Nind, Melanie and Kellett, Mary (2002). Responding to individuals with severe learning difficulties and stereotyped behaviour: challenges for an inclusive era. European Journal of Special Needs Education, 17(3) pp. 265–282.

DOI: https://doi.org/10.1080/08856250210162167

Abstract

Traditionally, professionals working with individuals with severe learning difficulties who demonstrate stereotyped behaviours, such as rocking and hand-flapping, have viewed such behaviours as undesirable, inappropriate and in need of reduction or elimination. This perspective is influenced by notions of readying those individuals for mixed settings, educating, training or modifying them to help gain their acceptance.

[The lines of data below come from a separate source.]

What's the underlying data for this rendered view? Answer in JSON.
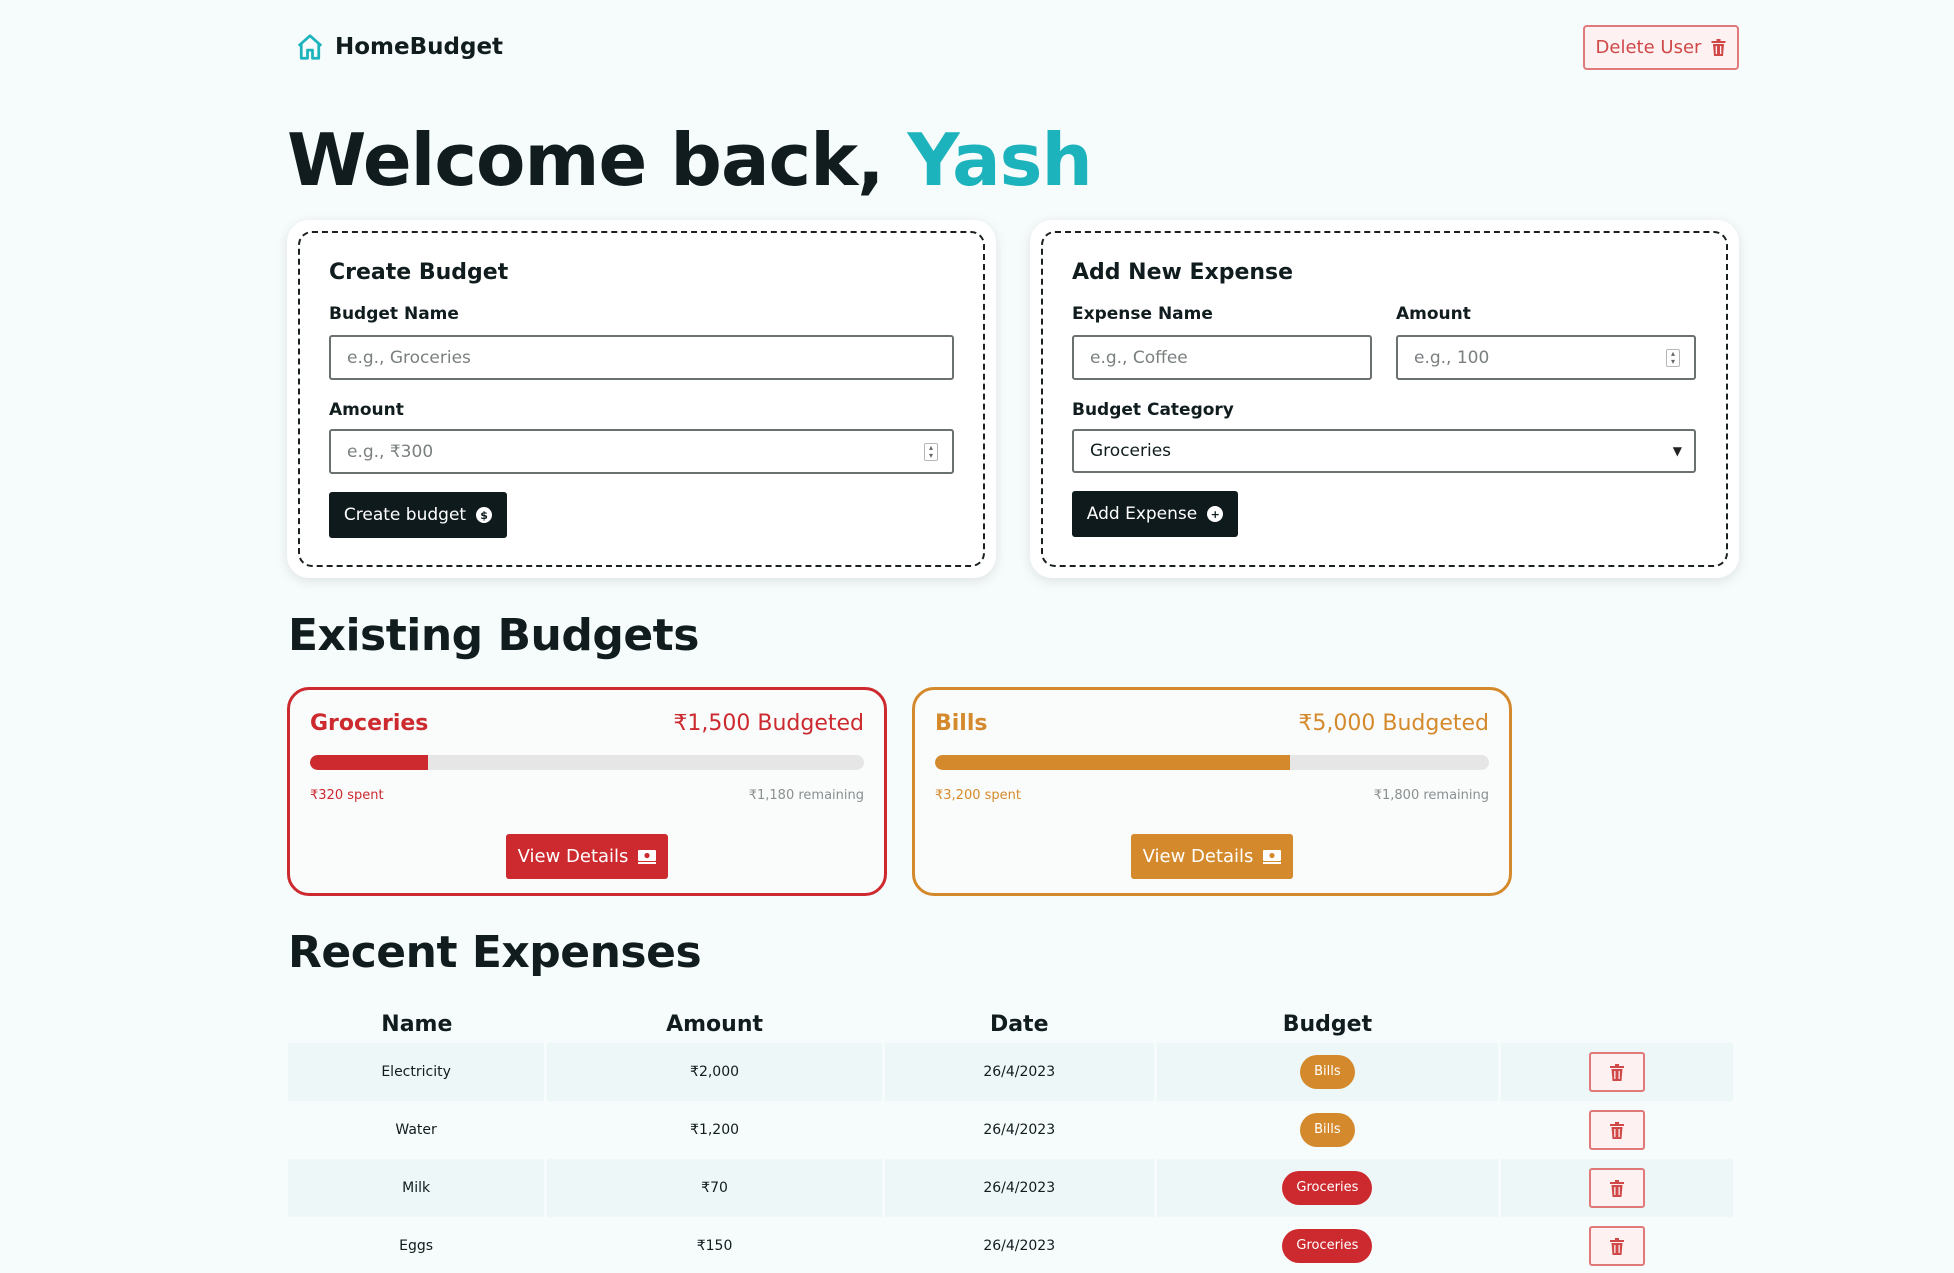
{
  "nav": {
    "brand": "HomeBudget",
    "delete_user_label": "Delete User"
  },
  "welcome": {
    "prefix": "Welcome back, ",
    "user": "Yash"
  },
  "create_budget": {
    "title": "Create Budget",
    "name_label": "Budget Name",
    "name_placeholder": "e.g., Groceries",
    "amount_label": "Amount",
    "amount_placeholder": "e.g., ₹300",
    "button_label": "Create budget"
  },
  "add_expense": {
    "title": "Add New Expense",
    "name_label": "Expense Name",
    "name_placeholder": "e.g., Coffee",
    "amount_label": "Amount",
    "amount_placeholder": "e.g., 100",
    "category_label": "Budget Category",
    "category_selected": "Groceries",
    "button_label": "Add Expense"
  },
  "budgets_heading": "Existing Budgets",
  "budgets": [
    {
      "name": "Groceries",
      "budgeted": "₹1,500 Budgeted",
      "spent": "₹320 spent",
      "remaining": "₹1,180 remaining",
      "progress": 0.213,
      "color": "#cd2a2f",
      "button_label": "View Details"
    },
    {
      "name": "Bills",
      "budgeted": "₹5,000 Budgeted",
      "spent": "₹3,200 spent",
      "remaining": "₹1,800 remaining",
      "progress": 0.64,
      "color": "#d48a2c",
      "button_label": "View Details"
    }
  ],
  "expenses_heading": "Recent Expenses",
  "expenses_table": {
    "headers": [
      "Name",
      "Amount",
      "Date",
      "Budget",
      ""
    ],
    "rows": [
      {
        "name": "Electricity",
        "amount": "₹2,000",
        "date": "26/4/2023",
        "budget": "Bills"
      },
      {
        "name": "Water",
        "amount": "₹1,200",
        "date": "26/4/2023",
        "budget": "Bills"
      },
      {
        "name": "Milk",
        "amount": "₹70",
        "date": "26/4/2023",
        "budget": "Groceries"
      },
      {
        "name": "Eggs",
        "amount": "₹150",
        "date": "26/4/2023",
        "budget": "Groceries"
      }
    ]
  },
  "colors": {
    "accent": "#1db3bd",
    "dark": "#0e1a1c",
    "danger": "#d04848",
    "groceries": "#cd2a2f",
    "bills": "#d48a2c"
  }
}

Intensive Interaction is an alternative approach for working with individuals with complex difficulties that responds positively to them and their stereotyped behaviours, sometimes using these as a point of connection. Intensive Interaction sets out to enhance social and communication abilities and not to reduce stereotyped behaviours. However, findings from two studies of Intensive Interaction that show some reduction in stereotyped behaviours are reported and discussed. The authors consider the way in which more inclusive thinking connects with changes in thinking about stereotyped behaviour and the individuals who engage in them.